Gleiss Lutz kommentiert

Der 6. Senat führt mit der vorliegenden Entscheidung seine Rechtsprechung aus dem Jahr 2019 (BAG, Urteil vom 7. Februar 2019 – 6 AZR 75/18) fort. Hierbei konkretisiert das BAG die Anforderungen an das Gebot fairen Verhandelns. Nur in Ausnahmefällen liege ein Verstoß gegen das Gebot fairen Verhandelns vor. Angesichts des teilweise sehr weiten Verständnisses in der Instanzenrechtsprechung ist diese Konkretisierung sehr zu begrüßen.
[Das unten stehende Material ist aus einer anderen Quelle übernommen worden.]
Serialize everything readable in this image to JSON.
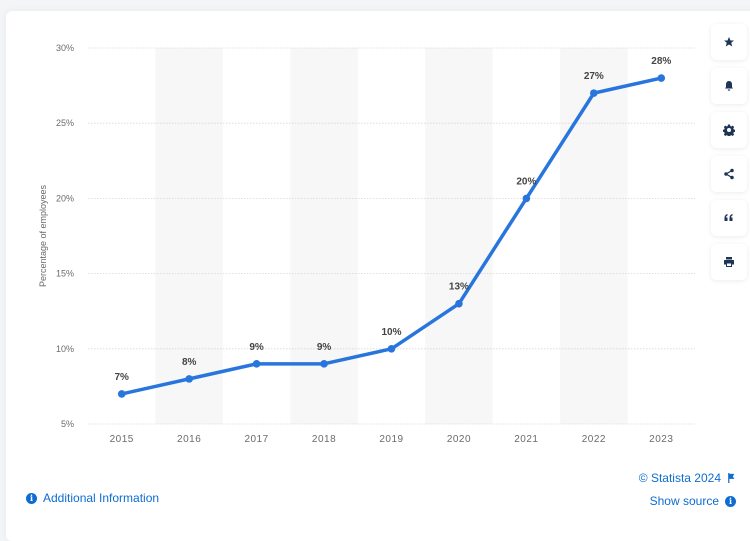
{
  "chart_data": {
    "type": "line",
    "title": "",
    "xlabel": "",
    "ylabel": "Percentage of employees",
    "categories": [
      "2015",
      "2016",
      "2017",
      "2018",
      "2019",
      "2020",
      "2021",
      "2022",
      "2023"
    ],
    "series": [
      {
        "name": "Percentage of employees",
        "values": [
          7,
          8,
          9,
          9,
          10,
          13,
          20,
          27,
          28
        ],
        "color": "#2876dd"
      }
    ],
    "data_labels": [
      "7%",
      "8%",
      "9%",
      "9%",
      "10%",
      "13%",
      "20%",
      "27%",
      "28%"
    ],
    "yticks": [
      "5%",
      "10%",
      "15%",
      "20%",
      "25%",
      "30%"
    ],
    "ylim": [
      5,
      30
    ],
    "grid": true,
    "legend": null,
    "alternating_bands": true
  },
  "toolbar": {
    "buttons": [
      {
        "name": "favorite",
        "icon": "star-icon"
      },
      {
        "name": "notification",
        "icon": "bell-icon"
      },
      {
        "name": "settings",
        "icon": "gear-icon"
      },
      {
        "name": "share",
        "icon": "share-icon"
      },
      {
        "name": "cite",
        "icon": "quote-icon"
      },
      {
        "name": "print",
        "icon": "printer-icon"
      }
    ]
  },
  "footer": {
    "additional_info": "Additional Information",
    "copyright": "© Statista 2024",
    "show_source": "Show source"
  },
  "colors": {
    "line": "#2876dd",
    "link": "#0e6cd1",
    "band": "#f7f7f8",
    "icon": "#1e3556"
  }
}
Ein Verstoß gegen das Gebot fairen Verhandelns im Rahmen von Aufhebungsverhandlungen komme demnach insbesondere in Betracht,

  • wenn ein Arbeitnehmer unter einem anderen Vorwand in das Zimmer des Vorgesetzten gebeten werde, um dort mehrere Stunden kreuzverhörartig und von Außenkontakten isoliert festgehalten zu werden,
  • wenn objektiv erkennbare körperliche oder psychische Schwächen und unzureichende Sprachkenntnisse bewusst ausgenutzt werden oder
  • wenn der Arbeitgeber den Arbeitnehmer völlig unerwartet zu einer ungewöhnlichen Zeit oder an einem ungewöhnlichen Ort überrumple.
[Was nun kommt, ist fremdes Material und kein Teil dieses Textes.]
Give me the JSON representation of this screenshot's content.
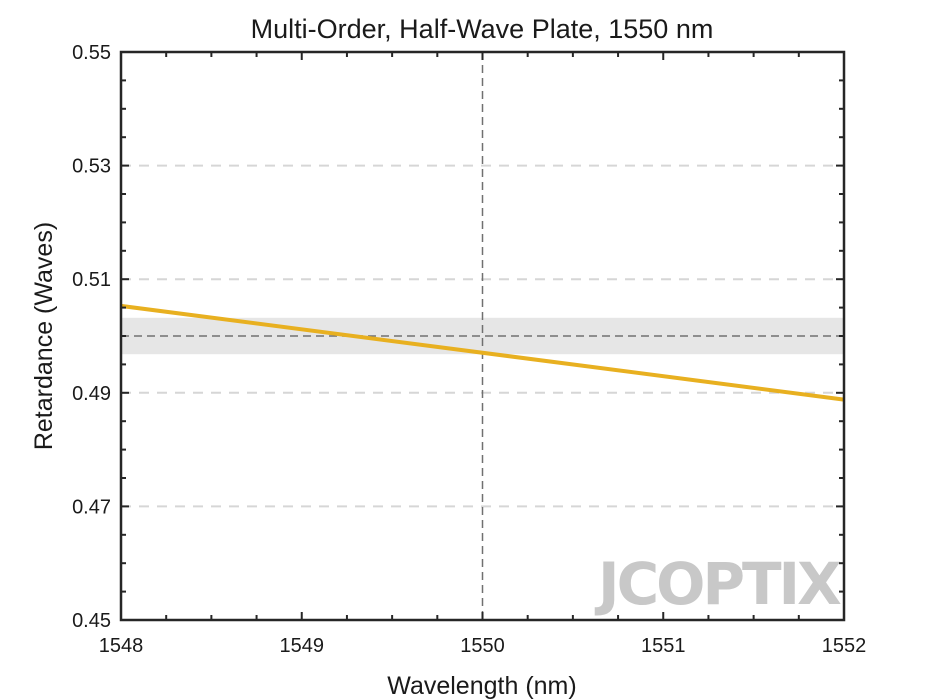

Kein Verstoß gegen das Gebot fairen Verhandelns liege hingegen in der Regel vor,

  • wenn der Arbeitgeber am Verhalten des Arbeitnehmers Kritik übe und beim Arbeitnehmer deshalb Betroffenheit eintrete,
  • wenn der Arbeitgeber nicht von sich aus Vorkehrungen im Hinblick auf die Entscheidungsfreiheit des Arbeitnehmers treffe, d.h. beispielsweise nach einer Medikamenteneinnahme frage,
  • wenn der Arbeitgeber weder eine Bedenkzeit noch die Möglichkeit rechtlicher Beratung einräume,
  • wenn der Arbeitgeber die Unterbreitung eines Aufhebungsvertrags nicht im Vorfeld ankündige oder
  • wenn dem Arbeitnehmer kein Rücktritts- oder Widerrufsrecht eingeräumt werde.
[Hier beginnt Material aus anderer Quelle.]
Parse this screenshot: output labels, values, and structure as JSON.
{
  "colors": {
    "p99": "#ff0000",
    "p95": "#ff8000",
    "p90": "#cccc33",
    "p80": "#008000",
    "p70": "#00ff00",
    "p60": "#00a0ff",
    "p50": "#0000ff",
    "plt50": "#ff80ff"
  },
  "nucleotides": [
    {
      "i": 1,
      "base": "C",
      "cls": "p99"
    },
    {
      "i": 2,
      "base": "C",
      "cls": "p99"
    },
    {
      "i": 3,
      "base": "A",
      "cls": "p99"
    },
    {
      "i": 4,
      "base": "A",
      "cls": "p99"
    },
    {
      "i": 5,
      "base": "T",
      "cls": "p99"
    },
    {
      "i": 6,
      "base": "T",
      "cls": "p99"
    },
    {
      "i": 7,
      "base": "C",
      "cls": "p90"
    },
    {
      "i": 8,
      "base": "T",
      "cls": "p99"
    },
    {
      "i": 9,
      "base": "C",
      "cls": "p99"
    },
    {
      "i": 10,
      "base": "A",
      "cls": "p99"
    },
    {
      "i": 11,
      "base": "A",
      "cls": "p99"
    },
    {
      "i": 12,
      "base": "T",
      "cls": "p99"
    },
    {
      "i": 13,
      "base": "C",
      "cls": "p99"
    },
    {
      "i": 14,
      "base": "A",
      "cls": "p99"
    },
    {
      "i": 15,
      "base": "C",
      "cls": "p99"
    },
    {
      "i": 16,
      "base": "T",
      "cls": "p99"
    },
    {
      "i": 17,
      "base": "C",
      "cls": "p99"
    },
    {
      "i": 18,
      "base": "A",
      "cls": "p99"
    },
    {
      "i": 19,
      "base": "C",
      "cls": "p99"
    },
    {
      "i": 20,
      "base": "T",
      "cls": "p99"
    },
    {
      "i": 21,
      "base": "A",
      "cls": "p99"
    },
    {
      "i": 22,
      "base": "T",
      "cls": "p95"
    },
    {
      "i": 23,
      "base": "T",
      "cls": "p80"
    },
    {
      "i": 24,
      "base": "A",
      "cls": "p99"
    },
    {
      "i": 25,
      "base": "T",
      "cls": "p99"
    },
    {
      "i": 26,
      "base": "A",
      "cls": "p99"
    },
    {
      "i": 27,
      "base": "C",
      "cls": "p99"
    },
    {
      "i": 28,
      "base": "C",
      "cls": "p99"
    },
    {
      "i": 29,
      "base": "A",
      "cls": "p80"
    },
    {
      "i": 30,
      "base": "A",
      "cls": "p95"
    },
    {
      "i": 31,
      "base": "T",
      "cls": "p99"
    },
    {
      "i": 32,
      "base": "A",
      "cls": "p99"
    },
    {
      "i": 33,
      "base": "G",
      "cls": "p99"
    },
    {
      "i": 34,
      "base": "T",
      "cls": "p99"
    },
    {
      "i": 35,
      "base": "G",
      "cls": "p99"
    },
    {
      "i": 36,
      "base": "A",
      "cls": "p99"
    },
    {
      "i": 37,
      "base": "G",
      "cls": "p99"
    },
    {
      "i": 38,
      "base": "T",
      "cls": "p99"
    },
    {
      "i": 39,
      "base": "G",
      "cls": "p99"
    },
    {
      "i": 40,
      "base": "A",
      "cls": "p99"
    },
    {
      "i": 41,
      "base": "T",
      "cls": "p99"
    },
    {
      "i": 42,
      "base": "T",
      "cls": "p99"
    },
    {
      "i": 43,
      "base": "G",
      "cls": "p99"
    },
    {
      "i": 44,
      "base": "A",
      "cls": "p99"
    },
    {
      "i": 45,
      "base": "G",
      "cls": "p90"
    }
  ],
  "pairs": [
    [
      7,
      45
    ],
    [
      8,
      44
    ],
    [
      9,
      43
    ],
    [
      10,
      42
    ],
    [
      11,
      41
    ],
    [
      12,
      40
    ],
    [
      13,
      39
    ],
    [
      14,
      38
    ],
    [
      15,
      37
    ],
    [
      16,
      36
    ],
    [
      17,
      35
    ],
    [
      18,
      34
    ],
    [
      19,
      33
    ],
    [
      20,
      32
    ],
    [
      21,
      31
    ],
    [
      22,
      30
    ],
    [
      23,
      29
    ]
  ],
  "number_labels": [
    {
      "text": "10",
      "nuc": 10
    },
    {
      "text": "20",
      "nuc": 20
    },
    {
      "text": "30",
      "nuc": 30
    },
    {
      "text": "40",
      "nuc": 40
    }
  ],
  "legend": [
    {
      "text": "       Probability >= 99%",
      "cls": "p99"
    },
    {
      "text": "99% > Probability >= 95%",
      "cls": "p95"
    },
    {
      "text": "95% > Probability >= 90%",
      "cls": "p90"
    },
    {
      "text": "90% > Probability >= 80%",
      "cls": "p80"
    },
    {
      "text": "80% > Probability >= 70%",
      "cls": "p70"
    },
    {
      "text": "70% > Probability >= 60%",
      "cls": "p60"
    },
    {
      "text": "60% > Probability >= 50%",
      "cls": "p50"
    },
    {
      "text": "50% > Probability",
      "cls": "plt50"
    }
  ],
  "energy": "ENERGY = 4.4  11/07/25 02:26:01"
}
Im Ergebnis dürfte ein Verstoß gegen das Gebot fairen Verhandelns damit zwar weiterhin von den Gesamtumständen des Einzelfalls abhängen. Die genannten Fallgruppen dürften aber eine Indizwirkung entfalten. Arbeitgeber sollten die Rahmenbedingungen daher mit Bedacht wählen. Das Gespräch sollte in diesem Sinne insbesondere an einem im Betrieb üblichen Ort stattfinden. Es kann zudem ratsam sein, den Inhalt eines Trennungsgesprächs bereits im Vorfeld anzukündigen und im Nachgang zu dokumentieren.